Anche lì c’erano degli adesivi. Immagini di case di vacanze, montagne, idoli del cinema, tutto ciò che era il suo mondo di stelle e di favole ma soprattutto di realtà che lei, in quanto ebrea, non poteva più vivere nella quotidianità, all’aperto di una esistenza normale della quale noi abbiamo perso il senso profondo.
La verticalità. L’unica verticalità che conosceva Anna era quella che la portava in alto, sotto un lucernario, verso uno spicchio di panorama che era l’unico assaggio di libertà che poteva, con molto pericolo, concedersi. Gli adesivi sulle pareti erano per lei finestre sul mondo. Cercava in questo modo di mantenere il contatto con la realtà.

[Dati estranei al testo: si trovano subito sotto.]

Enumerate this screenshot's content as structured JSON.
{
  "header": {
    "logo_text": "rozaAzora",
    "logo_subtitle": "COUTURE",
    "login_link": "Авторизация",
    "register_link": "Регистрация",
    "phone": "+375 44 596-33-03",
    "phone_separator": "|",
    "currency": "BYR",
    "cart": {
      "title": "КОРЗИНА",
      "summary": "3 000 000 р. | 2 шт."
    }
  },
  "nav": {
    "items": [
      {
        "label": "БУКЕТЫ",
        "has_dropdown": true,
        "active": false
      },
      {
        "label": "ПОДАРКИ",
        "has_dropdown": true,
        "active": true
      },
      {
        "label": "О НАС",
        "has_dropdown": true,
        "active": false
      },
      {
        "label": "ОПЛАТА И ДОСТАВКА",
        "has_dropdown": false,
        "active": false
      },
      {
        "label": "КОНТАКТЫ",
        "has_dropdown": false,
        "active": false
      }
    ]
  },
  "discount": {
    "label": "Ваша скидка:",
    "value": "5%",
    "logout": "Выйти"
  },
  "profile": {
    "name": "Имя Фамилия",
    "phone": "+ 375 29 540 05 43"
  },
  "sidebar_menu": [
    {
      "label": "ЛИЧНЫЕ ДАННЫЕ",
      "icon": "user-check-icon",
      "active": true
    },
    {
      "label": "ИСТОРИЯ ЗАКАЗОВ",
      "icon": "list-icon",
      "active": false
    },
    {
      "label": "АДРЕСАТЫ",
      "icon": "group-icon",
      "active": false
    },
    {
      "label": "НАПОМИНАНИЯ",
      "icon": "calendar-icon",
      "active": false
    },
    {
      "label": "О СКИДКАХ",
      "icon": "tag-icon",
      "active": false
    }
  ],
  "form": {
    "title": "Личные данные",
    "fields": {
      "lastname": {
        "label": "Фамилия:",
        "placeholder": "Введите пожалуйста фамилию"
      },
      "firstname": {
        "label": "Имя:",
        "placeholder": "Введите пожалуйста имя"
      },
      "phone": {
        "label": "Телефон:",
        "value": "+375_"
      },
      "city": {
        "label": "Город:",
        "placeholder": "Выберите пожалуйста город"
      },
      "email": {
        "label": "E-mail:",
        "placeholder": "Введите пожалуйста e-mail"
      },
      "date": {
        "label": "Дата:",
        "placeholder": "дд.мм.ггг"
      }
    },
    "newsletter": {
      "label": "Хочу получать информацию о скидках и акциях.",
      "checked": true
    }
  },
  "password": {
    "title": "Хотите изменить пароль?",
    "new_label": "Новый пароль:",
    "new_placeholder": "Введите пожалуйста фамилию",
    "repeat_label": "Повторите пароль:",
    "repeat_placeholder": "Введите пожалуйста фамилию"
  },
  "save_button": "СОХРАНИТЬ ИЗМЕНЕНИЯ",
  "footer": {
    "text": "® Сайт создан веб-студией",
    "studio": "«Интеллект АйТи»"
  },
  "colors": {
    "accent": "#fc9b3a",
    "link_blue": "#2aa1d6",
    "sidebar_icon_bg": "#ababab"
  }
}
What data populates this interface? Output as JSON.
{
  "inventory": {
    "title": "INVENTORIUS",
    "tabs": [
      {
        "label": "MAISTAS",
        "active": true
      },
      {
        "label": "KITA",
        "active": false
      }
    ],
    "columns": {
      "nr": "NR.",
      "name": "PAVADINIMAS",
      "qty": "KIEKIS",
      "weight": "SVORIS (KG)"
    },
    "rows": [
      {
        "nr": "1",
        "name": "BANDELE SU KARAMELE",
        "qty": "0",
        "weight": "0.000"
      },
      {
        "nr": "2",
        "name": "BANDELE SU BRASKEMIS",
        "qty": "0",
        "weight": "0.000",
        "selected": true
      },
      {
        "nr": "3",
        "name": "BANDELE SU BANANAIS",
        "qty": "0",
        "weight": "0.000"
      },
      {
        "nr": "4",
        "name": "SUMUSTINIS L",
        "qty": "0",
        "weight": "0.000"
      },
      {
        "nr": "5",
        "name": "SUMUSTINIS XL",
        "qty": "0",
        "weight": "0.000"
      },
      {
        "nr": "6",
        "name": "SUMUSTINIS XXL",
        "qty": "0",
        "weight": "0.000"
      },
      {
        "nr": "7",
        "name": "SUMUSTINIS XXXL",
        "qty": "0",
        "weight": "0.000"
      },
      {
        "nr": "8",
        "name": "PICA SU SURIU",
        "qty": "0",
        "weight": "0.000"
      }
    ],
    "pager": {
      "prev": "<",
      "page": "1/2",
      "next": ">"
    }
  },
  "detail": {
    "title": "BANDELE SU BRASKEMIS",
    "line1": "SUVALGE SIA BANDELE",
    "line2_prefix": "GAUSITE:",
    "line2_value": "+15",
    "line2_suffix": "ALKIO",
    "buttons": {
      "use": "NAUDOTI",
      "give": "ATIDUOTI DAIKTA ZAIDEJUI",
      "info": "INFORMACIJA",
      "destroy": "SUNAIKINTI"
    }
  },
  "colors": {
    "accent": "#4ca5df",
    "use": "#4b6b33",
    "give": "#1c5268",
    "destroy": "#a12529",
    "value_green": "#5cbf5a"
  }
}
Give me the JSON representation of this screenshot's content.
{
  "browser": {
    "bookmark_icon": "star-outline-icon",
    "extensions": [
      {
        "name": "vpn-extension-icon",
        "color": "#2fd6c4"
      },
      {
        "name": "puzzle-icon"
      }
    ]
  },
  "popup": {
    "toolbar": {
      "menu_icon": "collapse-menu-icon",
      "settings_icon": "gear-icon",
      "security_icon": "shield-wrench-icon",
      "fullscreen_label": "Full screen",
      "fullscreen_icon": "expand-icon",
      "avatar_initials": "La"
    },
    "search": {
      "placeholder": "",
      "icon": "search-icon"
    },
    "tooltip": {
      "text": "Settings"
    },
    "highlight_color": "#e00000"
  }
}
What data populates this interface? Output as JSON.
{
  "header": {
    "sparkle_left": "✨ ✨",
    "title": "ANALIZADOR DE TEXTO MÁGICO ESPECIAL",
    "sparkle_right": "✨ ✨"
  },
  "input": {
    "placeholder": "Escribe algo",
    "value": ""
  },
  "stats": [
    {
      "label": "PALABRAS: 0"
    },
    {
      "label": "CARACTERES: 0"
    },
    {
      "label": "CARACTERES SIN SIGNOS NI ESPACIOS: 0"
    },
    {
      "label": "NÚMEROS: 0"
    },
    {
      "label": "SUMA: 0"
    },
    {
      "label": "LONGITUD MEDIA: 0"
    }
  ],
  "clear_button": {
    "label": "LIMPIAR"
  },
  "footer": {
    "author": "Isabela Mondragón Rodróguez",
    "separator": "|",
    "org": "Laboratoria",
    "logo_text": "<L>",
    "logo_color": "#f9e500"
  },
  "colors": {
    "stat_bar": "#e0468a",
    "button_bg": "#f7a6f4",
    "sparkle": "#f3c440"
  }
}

Quello che i razzisti hanno perso. La banalità del male è una forma di cecità, di inerzia morale, è un appannamento della percezione della storia, della realtà, del rispetto di se stessi e degli altri. È la perdita di quella terza dimensione che è la stratificazione della cultura. La caduta vertiginosa dentro un mondo idealmente murato, ben più delle pareti “trasparenti” della casa di Anna.
Il video di Riccione
L’altro episodio è il video di un giovane che a Riccione ha ripreso gli ultimi attimi di vita, l’agonia, di un altro giovane caduto da un motorino. Non importa qui se invece di fare il video chi si trovava lì per caso avrebbe potuto chiamare i soccorsi o fare qualcosa per salvare una vita. Probabilmente altri avevano già telefonato al 112, altri si prodigavano per aiutare l’uomo a terra.
Conta, qui, che il video era diventato più importante della tragedia che si consumava nella realtà. E postarlo è poi diventato un’urgenza, senza considerare le conseguenze. La follia di una morte in diretta che in teoria avrebbero potuto vedere perfino i familiari della vittima. La morbosità di uno sguardo che viola il pudore dei momenti estremi, la debolezza infinita di un moribondo.
I due episodi non sono in tutto paragonabili. Forse si tratta di modalità diverse di allontanamento dalla realtà. Di chiusure dentro mondi murati: l’odio razziale degli ultrà da una parte, quello della schiavitù dei social dall’altra. Ma si tratta di facce diverse di una stessa medaglia. Forme di barbarie contemporanea. Un lager a cielo aperto di cecità e ignoranza.